Murakami reads new short story at Tokyo event
Only 1,100 lucky audience members were there to hear Haruki Murakami’s new, still-unpublished short story “Kaho” read aloud by the bestselling Japanese author himself.
The reading took place at a book event on Friday night called “The Owl Reads in Spring,” a fundraiser for the Waseda International House of Literature library at Murakami’s alma mater Waseda University in Japan’s capital Tokyo. Another awardwinning author, Mieko Kawakami, was also featured at the event.
“It’s freshly made, only about 10 days ago,” Murakami told the audience, adding that he wrote it for the event. The last short story he released was “First Person Singular” more than three years ago.
Murakami, looking relaxed and dressed in sneakers, jeans and a dark jacket, said writing a story for recitation was “actually quite hard.”
“Its content and style have to fit recitation, and it has to be relatively short,” he added.
But the story came out too long, said the author, who read it in two parts at the event.
Journalists at the event were allowed to report story names but not their content.
Now 75 and one of the world’s most popular and acclaimed novelists, Murakami debuted with “Hear the Wind Sing” in 1979, four years after he began writing while running a jazz bar in Tokyo.
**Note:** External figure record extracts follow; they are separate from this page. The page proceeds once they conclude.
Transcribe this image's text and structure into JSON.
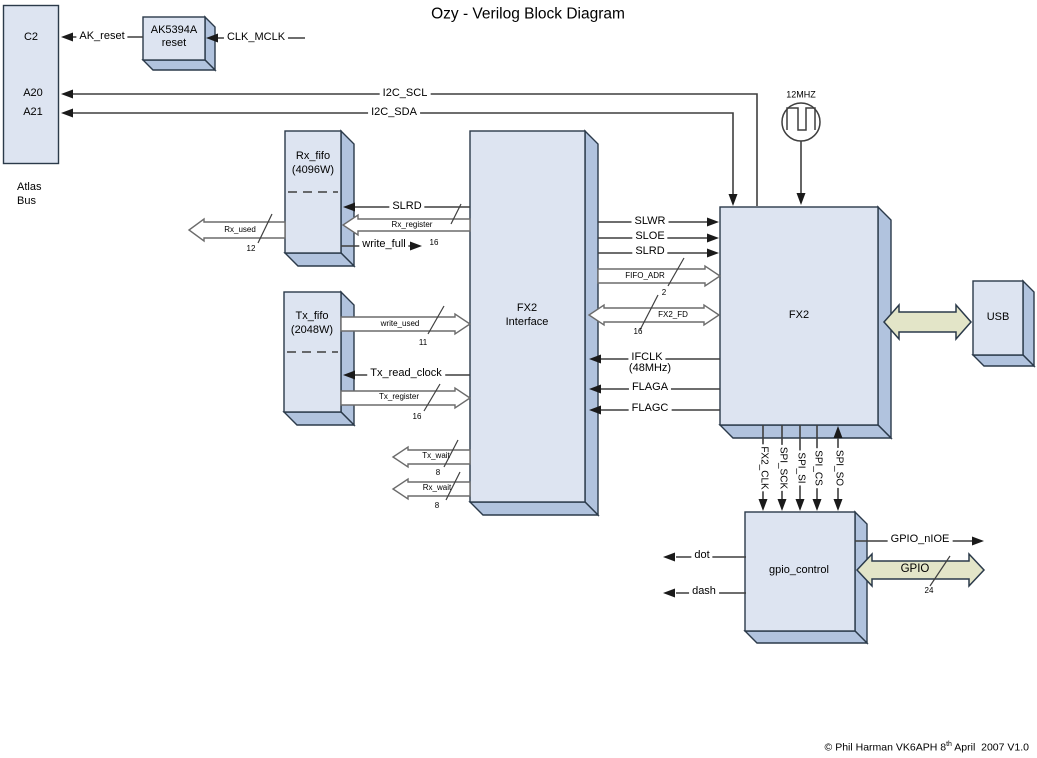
{
  "title": "Ozy - Verilog Block Diagram",
  "copyright": {
    "prefix": "© Phil Harman VK6APH 8",
    "superscript": "th",
    "suffix": " April  2007 V1.0"
  },
  "colors": {
    "block_face": "#dde4f1",
    "block_side": "#b1c3de",
    "block_outline": "#2b3a4a",
    "wire": "#3f3f3f",
    "bus_fill": "#ffffff",
    "bus_outline": "#6b6b6b",
    "wide_bus_fill": "#e3e5c8",
    "background": "#ffffff"
  },
  "blocks": {
    "atlas_bus": {
      "pins": {
        "c2": "C2",
        "a20": "A20",
        "a21": "A21"
      },
      "caption": {
        "line1": "Atlas",
        "line2": "Bus"
      }
    },
    "ak5394a_reset": {
      "line1": "AK5394A",
      "line2": "reset"
    },
    "rx_fifo": {
      "line1": "Rx_fifo",
      "line2": "(4096W)"
    },
    "tx_fifo": {
      "line1": "Tx_fifo",
      "line2": "(2048W)"
    },
    "fx2_interface": {
      "line1": "FX2",
      "line2": "Interface"
    },
    "fx2": {
      "label": "FX2"
    },
    "usb": {
      "label": "USB"
    },
    "gpio_control": {
      "label": "gpio_control"
    },
    "oscillator": {
      "label": "12MHZ"
    }
  },
  "signals": {
    "ak_reset": {
      "label": "AK_reset"
    },
    "clk_mclk": {
      "label": "CLK_MCLK"
    },
    "i2c_scl": {
      "label": "I2C_SCL"
    },
    "i2c_sda": {
      "label": "I2C_SDA"
    },
    "slrd_fifo": {
      "label": "SLRD"
    },
    "rx_register": {
      "label": "Rx_register",
      "width": "16"
    },
    "write_full": {
      "label": "write_full"
    },
    "rx_used": {
      "label": "Rx_used",
      "width": "12"
    },
    "write_used": {
      "label": "write_used",
      "width": "11"
    },
    "tx_read_clock": {
      "label": "Tx_read_clock"
    },
    "tx_register": {
      "label": "Tx_register",
      "width": "16"
    },
    "slwr": {
      "label": "SLWR"
    },
    "sloe": {
      "label": "SLOE"
    },
    "slrd": {
      "label": "SLRD"
    },
    "fifo_adr": {
      "label": "FIFO_ADR",
      "width": "2"
    },
    "fx2_fd": {
      "label": "FX2_FD",
      "width": "16"
    },
    "ifclk": {
      "label": "IFCLK",
      "sub": "(48MHz)"
    },
    "flaga": {
      "label": "FLAGA"
    },
    "flagc": {
      "label": "FLAGC"
    },
    "tx_wait": {
      "label": "Tx_wait",
      "width": "8"
    },
    "rx_wait": {
      "label": "Rx_wait",
      "width": "8"
    },
    "fx2_clk": {
      "label": "FX2_CLK"
    },
    "spi_sck": {
      "label": "SPI_SCK"
    },
    "spi_si": {
      "label": "SPI_SI"
    },
    "spi_cs": {
      "label": "SPI_CS"
    },
    "spi_so": {
      "label": "SPI_SO"
    },
    "dot": {
      "label": "dot"
    },
    "dash": {
      "label": "dash"
    },
    "gpio_nioe": {
      "label": "GPIO_nIOE"
    },
    "gpio": {
      "label": "GPIO",
      "width": "24"
    }
  }
}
His 1987 romantic novel “Norwegian Wood” was his first bestseller, establishing him as a young literary star.
His latest bestselling novel, “The City and its Uncertain Walls,” was published in 2023 in Japan and is awaiting an English release.
Besides novels, his prolific literary work includes essays, nonfiction pieces and translations.
The Owl event is a second for him and Kawakami, who said she was a longtime Murakami fan from years before she became a novelist. The two took turns reading aloud at a 2019 event where Murakami unveiled an earlier short story, “Confessions of a Shinagawa Monkey,” later published as part of the short story collection “First Person Singular.”
Kawakami, known for her bestseller “Breasts and Eggs,” which was translated into English in 2020, recited her new short story “Watashitachi no Doa” (Our Doors) at Friday’s event.
Her first novella, “My Ego, My Teeth and the World,” was published in 2007, and her novel “Heaven” was shortlisted for the 2022 International Booker Prize.